A Change in the Weather


It's been a while since I've started this post; I really liked the pictures I took but I didn't have time to think about what to write, and the few tidbits I did manage to jot down don't make much sense to me anymore. As you can see, I was originally going to talk about how the weather has changed for the cooler, but this week it's back into the 80s again at some points. But what a week it's been. I've constantly been feeling icky, and that's also partially from being so tired. I've been working nonstop for days, first to study for a midterm, and then to help with AHOW. I haven't been feeling down per se, but for some reason, so many bad things have been happening. The thing is, they're all minor things, like spilling coffee, or missing the bus, or having a persistent cough, but as the saying goes, there's no use crying over spilled milk (or coffee). You wipe it up, and keep walking.

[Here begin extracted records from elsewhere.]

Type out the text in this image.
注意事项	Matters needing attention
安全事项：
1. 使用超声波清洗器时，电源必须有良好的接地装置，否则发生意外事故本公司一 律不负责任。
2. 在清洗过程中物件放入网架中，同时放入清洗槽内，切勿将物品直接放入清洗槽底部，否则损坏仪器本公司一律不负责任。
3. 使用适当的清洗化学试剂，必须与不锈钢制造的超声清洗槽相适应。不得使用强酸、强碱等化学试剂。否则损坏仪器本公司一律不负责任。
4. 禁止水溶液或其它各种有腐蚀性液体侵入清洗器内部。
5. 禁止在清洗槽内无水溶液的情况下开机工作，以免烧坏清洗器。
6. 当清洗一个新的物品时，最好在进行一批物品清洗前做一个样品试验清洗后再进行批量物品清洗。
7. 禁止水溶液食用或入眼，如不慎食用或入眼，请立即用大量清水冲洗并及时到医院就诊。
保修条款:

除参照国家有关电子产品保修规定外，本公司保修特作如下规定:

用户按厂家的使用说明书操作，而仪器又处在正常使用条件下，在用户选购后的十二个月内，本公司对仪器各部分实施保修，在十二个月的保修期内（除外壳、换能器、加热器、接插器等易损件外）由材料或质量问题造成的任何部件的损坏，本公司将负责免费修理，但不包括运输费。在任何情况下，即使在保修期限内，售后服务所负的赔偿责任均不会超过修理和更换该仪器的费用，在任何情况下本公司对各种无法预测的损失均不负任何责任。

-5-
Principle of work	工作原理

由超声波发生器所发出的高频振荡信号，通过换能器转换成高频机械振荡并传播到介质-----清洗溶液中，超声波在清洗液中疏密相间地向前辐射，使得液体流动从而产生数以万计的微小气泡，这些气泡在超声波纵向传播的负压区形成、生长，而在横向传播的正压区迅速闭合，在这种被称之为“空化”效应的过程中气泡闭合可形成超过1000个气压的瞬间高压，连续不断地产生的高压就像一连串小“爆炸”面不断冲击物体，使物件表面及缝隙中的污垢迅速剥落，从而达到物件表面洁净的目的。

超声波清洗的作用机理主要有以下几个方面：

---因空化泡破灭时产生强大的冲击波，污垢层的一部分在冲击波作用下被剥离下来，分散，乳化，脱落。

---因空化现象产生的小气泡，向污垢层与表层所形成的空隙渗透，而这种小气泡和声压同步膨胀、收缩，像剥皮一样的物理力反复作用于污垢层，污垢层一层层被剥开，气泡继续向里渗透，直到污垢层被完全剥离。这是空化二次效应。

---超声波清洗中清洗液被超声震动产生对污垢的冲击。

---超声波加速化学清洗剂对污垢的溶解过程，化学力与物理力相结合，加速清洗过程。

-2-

I seem to be handling all this much better now; I used to be so worn down from just one little thing going wrong, but now I solve the problem and life goes on. I don't know if this is an improvement in mental health, or if it's just a part of growing up, but it's a welcome change. Anxiety and getting upset is draining.


That aside, I still find the need to take time for myself. That's far from a bad thing, self care is so important in college, when there's not always a friend to check in on you. In a weird twist, I don't think I could have gotten as good at self care and being aware of what I need had I not had depression and so many panic attacks. I suppose it's true that overcoming obstacles prepares you for difficulties down the road. I've learned how to struggle and how to live through it, and it really is a valuable skill.

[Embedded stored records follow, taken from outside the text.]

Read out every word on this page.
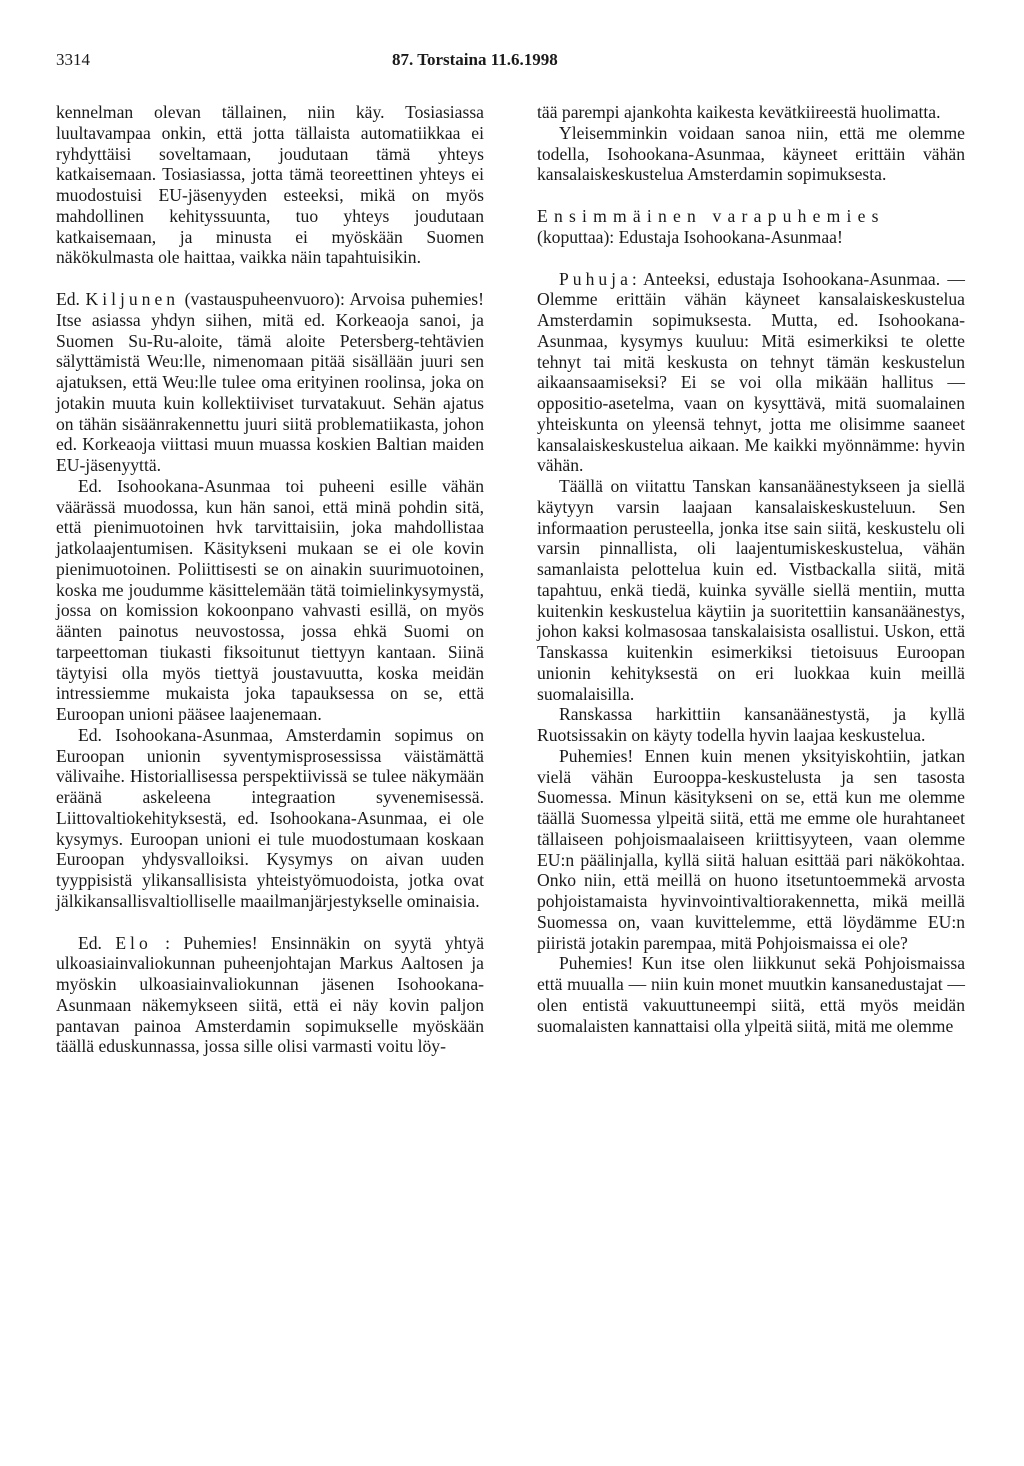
3314	87. Torstaina 11.6.1998

kennelman olevan tällainen, niin käy. Tosiasiassa luultavampaa onkin, että jotta tällaista automatiikkaa ei ryhdyttäisi soveltamaan, joudutaan tämä yhteys katkaisemaan. Tosiasiassa, jotta tämä teoreettinen yhteys ei muodostuisi EU-jäsenyyden esteeksi, mikä on myös mahdollinen kehityssuunta, tuo yhteys joudutaan katkaisemaan, ja minusta ei myöskään Suomen näkökulmasta ole haittaa, vaikka näin tapahtuisikin.

Ed. Kiljunen (vastauspuheenvuoro): Arvoisa puhemies! Itse asiassa yhdyn siihen, mitä ed. Korkeaoja sanoi, ja Suomen Su-Ru-aloite, tämä aloite Petersberg-tehtävien sälyttämistä Weu:lle, nimenomaan pitää sisällään juuri sen ajatuksen, että Weu:lle tulee oma erityinen roolinsa, joka on jotakin muuta kuin kollektiiviset turvatakuut. Sehän ajatus on tähän sisäänrakennettu juuri siitä problematiikasta, johon ed. Korkeaoja viittasi muun muassa koskien Baltian maiden EU-jäsenyyttä.

Ed. Isohookana-Asunmaa toi puheeni esille vähän väärässä muodossa, kun hän sanoi, että minä pohdin sitä, että pienimuotoinen hvk tarvittaisiin, joka mahdollistaa jatkolaajentumisen. Käsitykseni mukaan se ei ole kovin pienimuotoinen. Poliittisesti se on ainakin suurimuotoinen, koska me joudumme käsittelemään tätä toimielinkysymystä, jossa on komission kokoonpano vahvasti esillä, on myös äänten painotus neuvostossa, jossa ehkä Suomi on tarpeettoman tiukasti fiksoitunut tiettyyn kantaan. Siinä täytyisi olla myös tiettyä joustavuutta, koska meidän intressiemme mukaista joka tapauksessa on se, että Euroopan unioni pääsee laajenemaan.

Ed. Isohookana-Asunmaa, Amsterdamin sopimus on Euroopan unionin syventymisprosessissa väistämättä välivaihe. Historiallisessa perspektiivissä se tulee näkymään eräänä askeleena integraation syvenemisessä. Liittovaltiokehityksestä, ed. Isohookana-Asunmaa, ei ole kysymys. Euroopan unioni ei tule muodostumaan koskaan Euroopan yhdysvalloiksi. Kysymys on aivan uuden tyyppisistä ylikansallisista yhteistyömuodoista, jotka ovat jälkikansallisvaltiolliselle maailmanjärjestykselle ominaisia.

Ed. Elo : Puhemies! Ensinnäkin on syytä yhtyä ulkoasiainvaliokunnan puheenjohtajan Markus Aaltosen ja myöskin ulkoasiainvaliokunnan jäsenen Isohookana-Asunmaan näkemykseen siitä, että ei näy kovin paljon pantavan painoa Amsterdamin sopimukselle myöskään täällä eduskunnassa, jossa sille olisi varmasti voitu löy-

tää parempi ajankohta kaikesta kevätkiireestä huolimatta.

Yleisemminkin voidaan sanoa niin, että me olemme todella, Isohookana-Asunmaa, käyneet erittäin vähän kansalaiskeskustelua Amsterdamin sopimuksesta.

Ensimmäinen varapuhemies
(koputtaa): Edustaja Isohookana-Asunmaa!

Puhuja: Anteeksi, edustaja Isohookana-Asunmaa. — Olemme erittäin vähän käyneet kansalaiskeskustelua Amsterdamin sopimuksesta. Mutta, ed. Isohookana-Asunmaa, kysymys kuuluu: Mitä esimerkiksi te olette tehnyt tai mitä keskusta on tehnyt tämän keskustelun aikaansaamiseksi? Ei se voi olla mikään hallitus — oppositio-asetelma, vaan on kysyttävä, mitä suomalainen yhteiskunta on yleensä tehnyt, jotta me olisimme saaneet kansalaiskeskustelua aikaan. Me kaikki myönnämme: hyvin vähän.

Täällä on viitattu Tanskan kansanäänestykseen ja siellä käytyyn varsin laajaan kansalaiskeskusteluun. Sen informaation perusteella, jonka itse sain siitä, keskustelu oli varsin pinnallista, oli laajentumiskeskustelua, vähän samanlaista pelottelua kuin ed. Vistbackalla siitä, mitä tapahtuu, enkä tiedä, kuinka syvälle siellä mentiin, mutta kuitenkin keskustelua käytiin ja suoritettiin kansanäänestys, johon kaksi kolmasosaa tanskalaisista osallistui. Uskon, että Tanskassa kuitenkin esimerkiksi tietoisuus Euroopan unionin kehityksestä on eri luokkaa kuin meillä suomalaisilla.

Ranskassa harkittiin kansanäänestystä, ja kyllä Ruotsissakin on käyty todella hyvin laajaa keskustelua.

Puhemies! Ennen kuin menen yksityiskohtiin, jatkan vielä vähän Eurooppa-keskustelusta ja sen tasosta Suomessa. Minun käsitykseni on se, että kun me olemme täällä Suomessa ylpeitä siitä, että me emme ole hurahtaneet tällaiseen pohjoismaalaiseen kriittisyyteen, vaan olemme EU:n päälinjalla, kyllä siitä haluan esittää pari näkökohtaa. Onko niin, että meillä on huono itsetuntoemmekä arvosta pohjoistamaista hyvinvointivaltiorakennetta, mikä meillä Suomessa on, vaan kuvittelemme, että löydämme EU:n piiristä jotakin parempaa, mitä Pohjoismaissa ei ole?

Puhemies! Kun itse olen liikkunut sekä Pohjoismaissa että muualla — niin kuin monet muutkin kansanedustajat — olen entistä vakuuttuneempi siitä, että myös meidän suomalaisten kannattaisi olla ylpeitä siitä, mitä me olemme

Sadly, that means I've been spending a lot of time by myself. In fact, this weekend, I don't plan on leaving my room until Sunday in order to catch up on work and sleep. In an attempt in mimicking a social life, I've gotten sucked in to Facebook again, though for the time being I've logged out.

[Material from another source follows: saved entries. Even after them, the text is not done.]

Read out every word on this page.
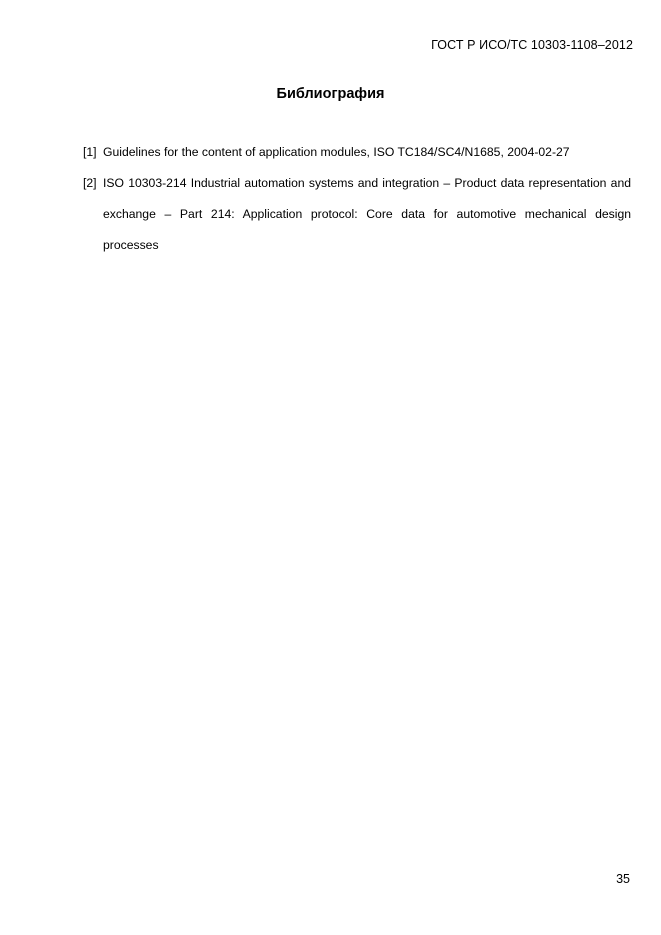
ГОСТ Р ИСО/ТС 10303-1108–2012
Библиография
[1] Guidelines for the content of application modules, ISO TC184/SC4/N1685, 2004-02-27
[2] ISO 10303-214 Industrial automation systems and integration – Product data representation and exchange – Part 214: Application protocol: Core data for automotive mechanical design processes
35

Hopefully once I've caught up on everything, I can also put some time into working on this blog. It is in desperate need of an update, in order to keep up with the times and stay modern. Not that it was ever really relevant, but if I want it to be something I don't mind sharing with people, it needs to be on top of the trends.

In short, the nuisances in life never stop coming, but I'm handling it pretty well. And every cloud has a silver lining. As I was walking back after missing the bus, I looked up and saw a rainbow circling the sun as it burned away the fog. That's not something you see every day, and I wouldn't have seen it either had I not looked to the sky in exasperation over all the things gone wrong.